La conversión se hace tarea para construir un mundo de
hermanos (Mt 23,8). No se puede dejar a los hombres en el país de Egipto de la
miseria y opresión. Se trata de una tarea obligatoria para cada cristiano. No
podemos olvidar las palabras de Jesús: "Tuve hambre y me disteis de comer,
estuve desnudo y me vestisteis...".
Mientras no sigamos este camino, permanecemos en nuestros
pecados y no es fecunda en nosotros la salvación de Dios. Porque, "¿Cómo
puede decir que ama a Dios, a quien no ve, si no ama a su hermano, a quien
ve" (I Jn 4,20).
PARÁBOLA DE LA PACIENCIA (Lc 13,8). Preciosa conclusión del
evangelio de hoy: El Señor espera nuestra respuesta libre porque quiere contar
con nosotros para transformar el mundo. "Señor, no cortes la higuera;
déjala todavía este año, a ver si da frutos". Jesús sabe que la
contemplación de la actitud acogedora y entrañable de Dios es lo que puede
cambiar nuestro corazón y abrirlo al amor.

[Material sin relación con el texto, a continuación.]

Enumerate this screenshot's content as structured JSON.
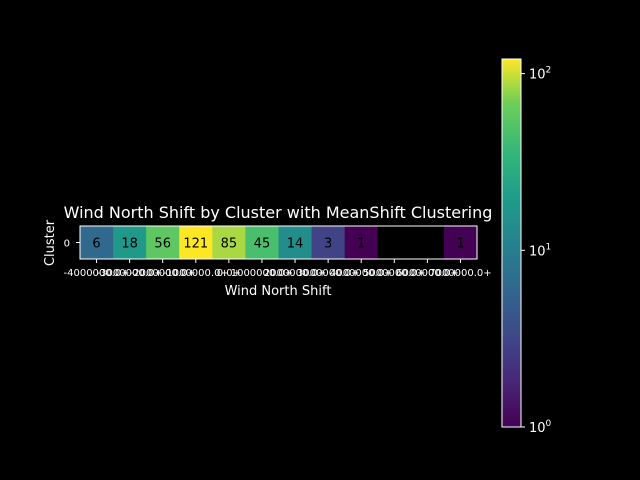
{
  "chart_data": {
    "type": "heatmap",
    "title": "Wind North Shift by Cluster with MeanShift Clustering",
    "xlabel": "Wind North Shift",
    "ylabel": "Cluster",
    "rows": [
      "0"
    ],
    "columns": [
      "-4000000.0+",
      "-3000000.0+",
      "-2000000.0+",
      "-1000000.0+",
      "0.0+",
      "1000000.0+",
      "2000000.0+",
      "3000000.0+",
      "4000000.0+",
      "5000000.0+",
      "6000000.0+",
      "7000000.0+"
    ],
    "values": [
      [
        6,
        18,
        56,
        121,
        85,
        45,
        14,
        3,
        1,
        null,
        null,
        1
      ]
    ],
    "cell_labels": [
      [
        "6",
        "18",
        "56",
        "121",
        "85",
        "45",
        "14",
        "3",
        "1",
        "",
        "",
        "1"
      ]
    ],
    "colormap": "viridis",
    "color_scale": "log",
    "color_range": [
      1,
      121
    ],
    "colorbar_ticks": [
      {
        "value": 1,
        "base": "10",
        "exp": "0"
      },
      {
        "value": 10,
        "base": "10",
        "exp": "1"
      },
      {
        "value": 100,
        "base": "10",
        "exp": "2"
      }
    ],
    "colors": {
      "background": "#000000",
      "foreground": "#ffffff",
      "missing": "#000000"
    }
  }
}
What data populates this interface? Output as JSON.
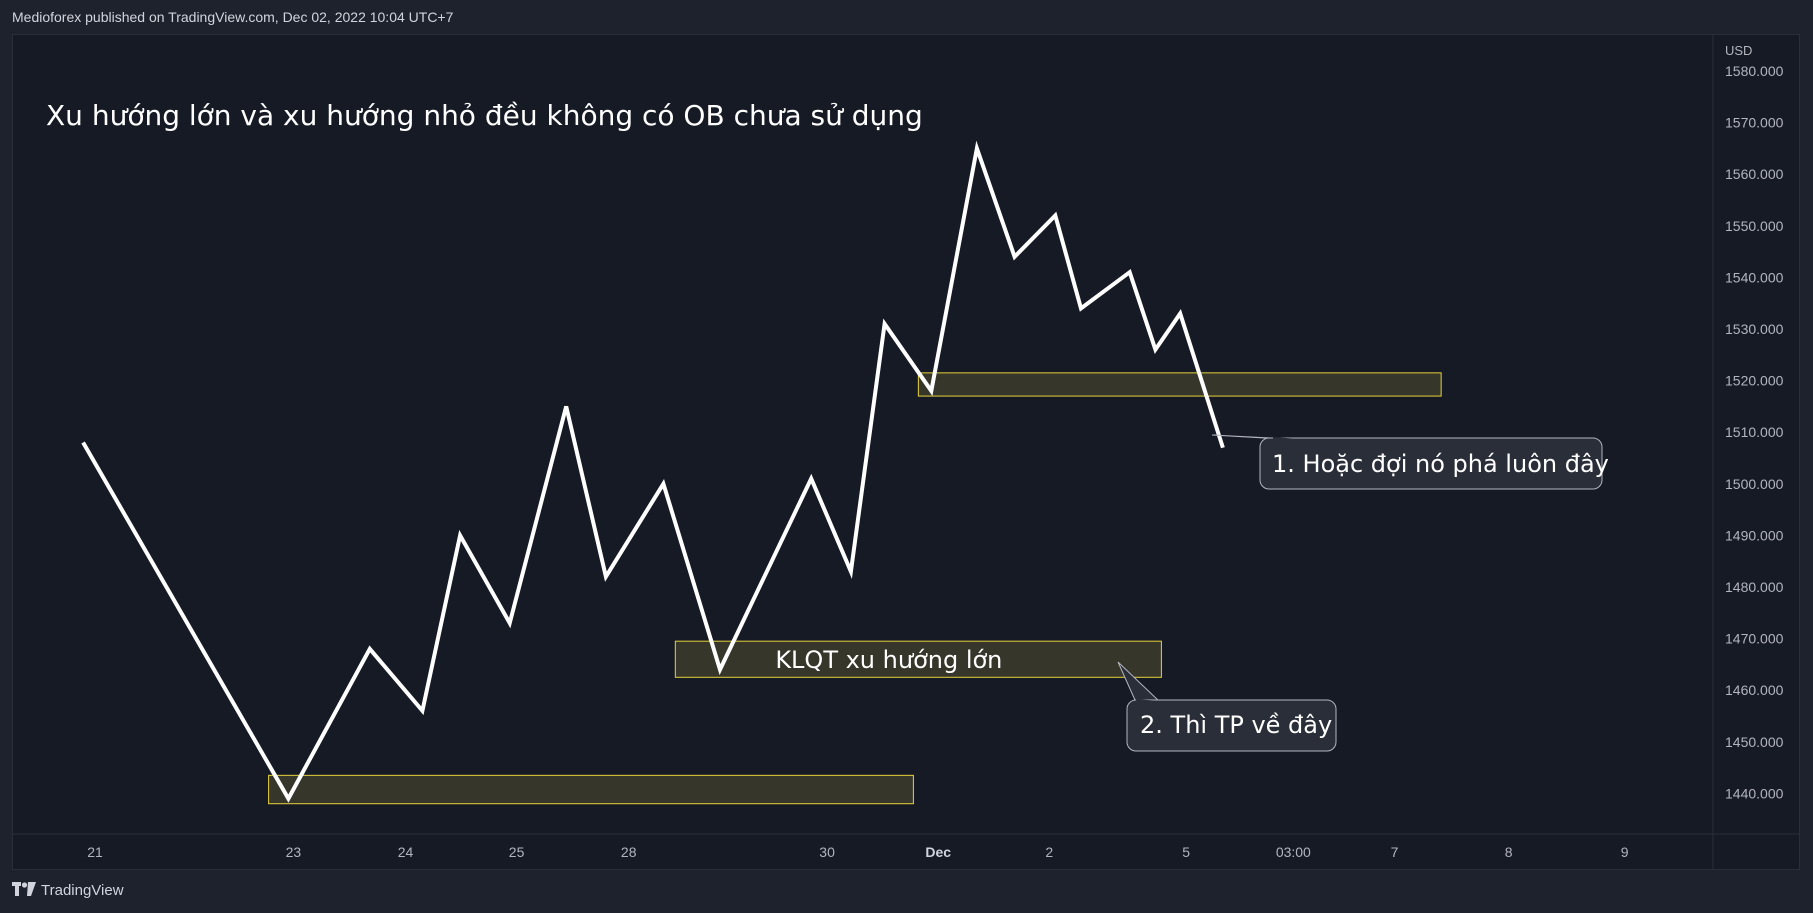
{
  "header": {
    "published_text": "Medioforex published on TradingView.com, Dec 02, 2022 10:04 UTC+7"
  },
  "footer": {
    "brand": "TradingView",
    "logo_icon": "tradingview-logo-icon"
  },
  "colors": {
    "background": "#161a25",
    "line": "#ffffff",
    "zone_fill": "#3a3a2c",
    "zone_border": "#e6d23c",
    "callout_fill": "#2a2e39",
    "callout_border": "#b2b5be",
    "axis_text": "#b2b5be"
  },
  "chart_data": {
    "type": "line",
    "title": "Xu hướng lớn và xu hướng nhỏ đều không có OB chưa sử dụng",
    "currency_label": "USD",
    "y_ticks": [
      "1580.000",
      "1570.000",
      "1560.000",
      "1550.000",
      "1540.000",
      "1530.000",
      "1520.000",
      "1510.000",
      "1500.000",
      "1490.000",
      "1480.000",
      "1470.000",
      "1460.000",
      "1450.000",
      "1440.000"
    ],
    "x_ticks": [
      {
        "label": "21",
        "t": 0.0,
        "bold": false
      },
      {
        "label": "23",
        "t": 2.0,
        "bold": false
      },
      {
        "label": "24",
        "t": 3.13,
        "bold": false
      },
      {
        "label": "25",
        "t": 4.25,
        "bold": false
      },
      {
        "label": "28",
        "t": 5.38,
        "bold": false
      },
      {
        "label": "30",
        "t": 7.38,
        "bold": false
      },
      {
        "label": "Dec",
        "t": 8.5,
        "bold": true
      },
      {
        "label": "2",
        "t": 9.62,
        "bold": false
      },
      {
        "label": "5",
        "t": 11.0,
        "bold": false
      },
      {
        "label": "03:00",
        "t": 12.08,
        "bold": false
      },
      {
        "label": "7",
        "t": 13.1,
        "bold": false
      },
      {
        "label": "8",
        "t": 14.25,
        "bold": false
      },
      {
        "label": "9",
        "t": 15.42,
        "bold": false
      }
    ],
    "ylim": [
      1436,
      1584
    ],
    "series": [
      {
        "points": [
          {
            "t": -0.12,
            "y": 1508
          },
          {
            "t": 1.95,
            "y": 1439
          },
          {
            "t": 2.77,
            "y": 1468
          },
          {
            "t": 3.3,
            "y": 1456
          },
          {
            "t": 3.68,
            "y": 1490
          },
          {
            "t": 4.18,
            "y": 1473
          },
          {
            "t": 4.75,
            "y": 1515
          },
          {
            "t": 5.15,
            "y": 1482
          },
          {
            "t": 5.73,
            "y": 1500
          },
          {
            "t": 6.3,
            "y": 1464
          },
          {
            "t": 7.22,
            "y": 1501
          },
          {
            "t": 7.62,
            "y": 1483
          },
          {
            "t": 7.96,
            "y": 1531
          },
          {
            "t": 8.43,
            "y": 1518
          },
          {
            "t": 8.89,
            "y": 1565
          },
          {
            "t": 9.27,
            "y": 1544
          },
          {
            "t": 9.68,
            "y": 1552
          },
          {
            "t": 9.94,
            "y": 1534
          },
          {
            "t": 10.43,
            "y": 1541
          },
          {
            "t": 10.69,
            "y": 1526
          },
          {
            "t": 10.94,
            "y": 1533
          },
          {
            "t": 11.37,
            "y": 1507
          }
        ]
      }
    ],
    "zones": [
      {
        "t1": 1.75,
        "t2": 8.25,
        "y_top": 1443.5,
        "y_bottom": 1438
      },
      {
        "t1": 5.85,
        "t2": 10.75,
        "y_top": 1469.5,
        "y_bottom": 1462.5,
        "label": "KLQT xu hướng lớn"
      },
      {
        "t1": 8.3,
        "t2": 13.57,
        "y_top": 1521.5,
        "y_bottom": 1517
      }
    ],
    "annotations": [
      {
        "text": "1. Hoặc đợi nó phá luôn đây",
        "anchor_t": 11.37,
        "anchor_y": 1508
      },
      {
        "text": "2. Thì TP về đây",
        "anchor_t": 10.65,
        "anchor_y": 1466
      }
    ]
  }
}
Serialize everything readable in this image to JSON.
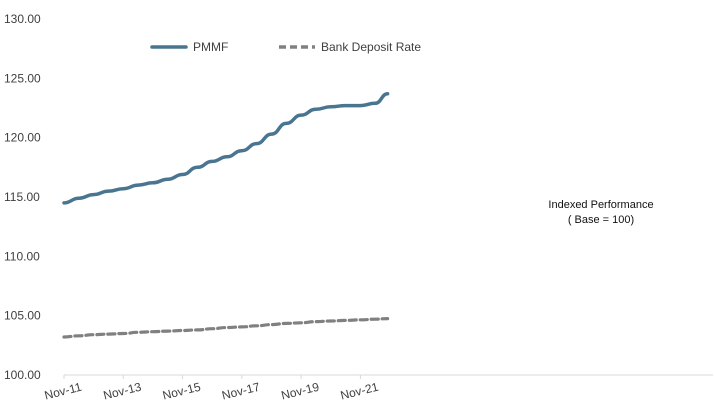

Lo mismo que con el pueblo de la antigua Alianza, también
hoy el Señor tiene paciencia con nosotros. Construir una nueva humanidad, sólo
es posible con la colaboración decidida de hombres nuevos. Por eso espera
nuestra respuesta. Como espera la vuelta del hijo pródigo con mucha paciencia
(Lc 15,17).
Dios, para salvarnos, toma siempre la iniciativa, pero pide
nuestra colaboración. Recordemos los signos: Cuando regala el vino, exige
primero el agua (Jn 2,3) y cuando multiplica la pesca, pide que echen primero
la red (Lc 5,4). Podría hacerlo de otra manera. Sin nosotros. Podría hacer
llover los panes, que brotaran ríos de agua, vino y leche, curar de golpe a
todos los enfermos... pero lo ha hecho así por respeto. Para dignificar al
hombre. Para hacernos sentir útil en sus manos y cooperadores de su creación,
por algo nos creó a su imagen y semejanza (Gn 1,27).